Got to be tourists. Anyone who lives here knows the road leads nowhere, ending shortly before the jagged riverbank cuts down to the thin trickle that feeds into the tributary.
I lift my hand with the mail to shield my eyes as the riders tear past, solid men kitted out all in black on an eighty-five degree day. Makes sense—not. The document catches in the breeze they create, pulling from my fingers as the bikes disappear past my property toward the river end of the rural road.
“Shit!” I spin on my heel and scramble after the mail, collecting one page before trapping the second beneath my shoe in the grass on the roadside.
My joy at recovering the pages diminishes with a wash of cold sweat. The fuck? My gaze falls on the bold words at the top of the page. YOU DID THIS.
My hands shake, heart nearing critical speeds as I lift the second page and scan the details listed in perfectly spaced segments down the page.
No. Absolutely no fucking way am I believing this bullshit. I would have known. Wouldn’t I?
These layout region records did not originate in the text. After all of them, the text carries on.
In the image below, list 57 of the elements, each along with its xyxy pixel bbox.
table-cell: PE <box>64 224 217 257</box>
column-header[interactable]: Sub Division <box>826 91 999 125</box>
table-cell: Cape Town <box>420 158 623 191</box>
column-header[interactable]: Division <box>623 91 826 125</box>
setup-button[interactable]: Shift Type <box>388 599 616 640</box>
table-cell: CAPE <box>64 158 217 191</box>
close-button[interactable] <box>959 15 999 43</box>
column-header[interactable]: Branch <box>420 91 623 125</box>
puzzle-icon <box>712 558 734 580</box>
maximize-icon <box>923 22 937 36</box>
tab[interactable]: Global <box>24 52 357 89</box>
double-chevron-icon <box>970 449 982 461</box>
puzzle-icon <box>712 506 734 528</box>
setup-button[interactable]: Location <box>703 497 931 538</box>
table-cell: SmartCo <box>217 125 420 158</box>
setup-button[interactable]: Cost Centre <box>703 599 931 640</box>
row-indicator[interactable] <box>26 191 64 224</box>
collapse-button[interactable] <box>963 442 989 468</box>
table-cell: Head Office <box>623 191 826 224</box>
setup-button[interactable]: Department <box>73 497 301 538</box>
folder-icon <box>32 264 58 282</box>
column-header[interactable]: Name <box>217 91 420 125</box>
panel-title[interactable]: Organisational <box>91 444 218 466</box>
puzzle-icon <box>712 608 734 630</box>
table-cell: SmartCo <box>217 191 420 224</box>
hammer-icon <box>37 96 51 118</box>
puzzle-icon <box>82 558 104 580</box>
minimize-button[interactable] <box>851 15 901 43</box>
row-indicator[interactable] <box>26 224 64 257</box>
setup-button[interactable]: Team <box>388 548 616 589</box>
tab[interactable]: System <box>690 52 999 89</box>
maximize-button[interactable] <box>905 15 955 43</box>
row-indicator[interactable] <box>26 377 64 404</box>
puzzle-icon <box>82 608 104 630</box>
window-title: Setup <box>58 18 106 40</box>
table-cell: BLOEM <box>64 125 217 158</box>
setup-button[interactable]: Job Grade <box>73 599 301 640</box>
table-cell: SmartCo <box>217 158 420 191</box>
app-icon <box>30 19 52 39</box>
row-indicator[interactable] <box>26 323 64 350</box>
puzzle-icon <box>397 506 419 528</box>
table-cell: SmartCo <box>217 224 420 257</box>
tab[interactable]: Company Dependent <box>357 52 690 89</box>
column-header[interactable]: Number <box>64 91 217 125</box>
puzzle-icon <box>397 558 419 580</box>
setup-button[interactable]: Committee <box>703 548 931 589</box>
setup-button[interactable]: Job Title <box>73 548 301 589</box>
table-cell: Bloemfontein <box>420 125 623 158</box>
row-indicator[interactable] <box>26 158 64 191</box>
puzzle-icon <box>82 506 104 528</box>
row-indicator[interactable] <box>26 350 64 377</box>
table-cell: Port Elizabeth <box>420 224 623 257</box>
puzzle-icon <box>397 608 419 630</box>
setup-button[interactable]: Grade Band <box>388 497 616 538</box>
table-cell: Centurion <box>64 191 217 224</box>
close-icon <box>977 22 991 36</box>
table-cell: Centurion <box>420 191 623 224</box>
Shit. I may have fucking escaped the devil’s hold, but I sure never made it out of hell.
It’s a trap. It’s got to be. Nothing more than a means to guilting me into returning. No fucking way would I ever agree to walk my fucking ass back into purgatory, no matter the consequence for me or anyone else.
As long as that man lives, I don’t.
He took enough from me the first nineteen years of my life. He doesn’t get this too.